On one hand, when we talk about webfonts and performance we really mean a surprising number of other things. Anyone with a low-end device and/or a poor connection is more likely to notice the effects of downloading a set of woff files than someone visiting a website on their Macbook from an office. They may even have to pay more for the privilege. In other words, webfonts can affect social accessibility.

Similarly, every request your website envokes on a visitor’s device and every kb downloaded from a server hundreds or thousands of miles away, has some form of impact on the environment as a whole. In other words, we see that performance can serve as a shorthand for ethical, which perhaps explains why we can take a somewhat zealous approach to webfonts.
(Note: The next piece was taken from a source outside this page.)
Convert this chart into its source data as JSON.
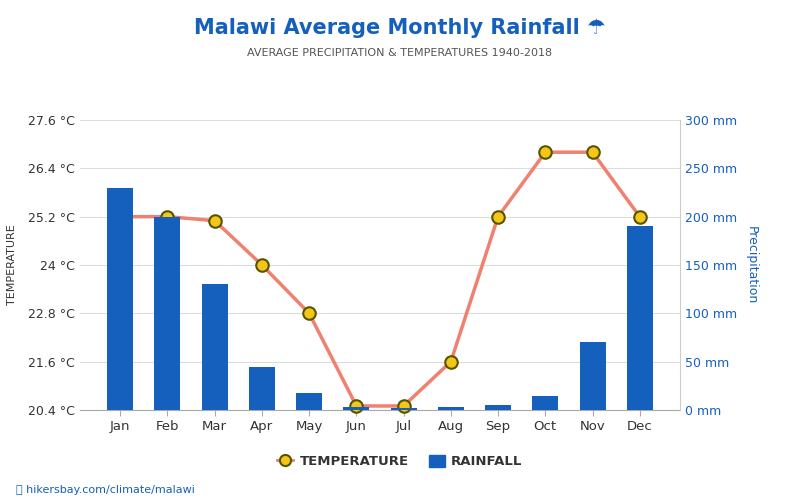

On the other hand – and to be clear, this doesn’t mean unethical – using a third-party font can imply a certain level of taste and craftsmanship, especially if it’s paid-for, rather than ferried in on a copy-and-pasted snippet from Google.

Me? I err toward the purist approach, as I’m more than happy working with the apparent limitations of HTML and the myriad of devices that consume it. I can be as self-righteous as the next man. I will sometimes use a (good quality, natch) freebie, though, and you can optimise how you serve webfonts from Google (or any other third party provider), even maintaining that perfect 100 Lighthouse score.

I did have an instructive half hour or so using a coffee shop wifi and VPN at the weekend. I was trying to read a blog post on a site that normally passes Google core web vitals, and the experience was painful: the fallback fonts disappeared, then the webfonts took ages to appear, shifting the page around as they did so. It was then that I thought is it really worth making this post impossible to read for the sake of some nice looking letters? This is far from my normal experience of the web, but it does happen occasionally; and perhaps it’s right we build web pages just for these occasions. Besides, you can be inventive with native fonts.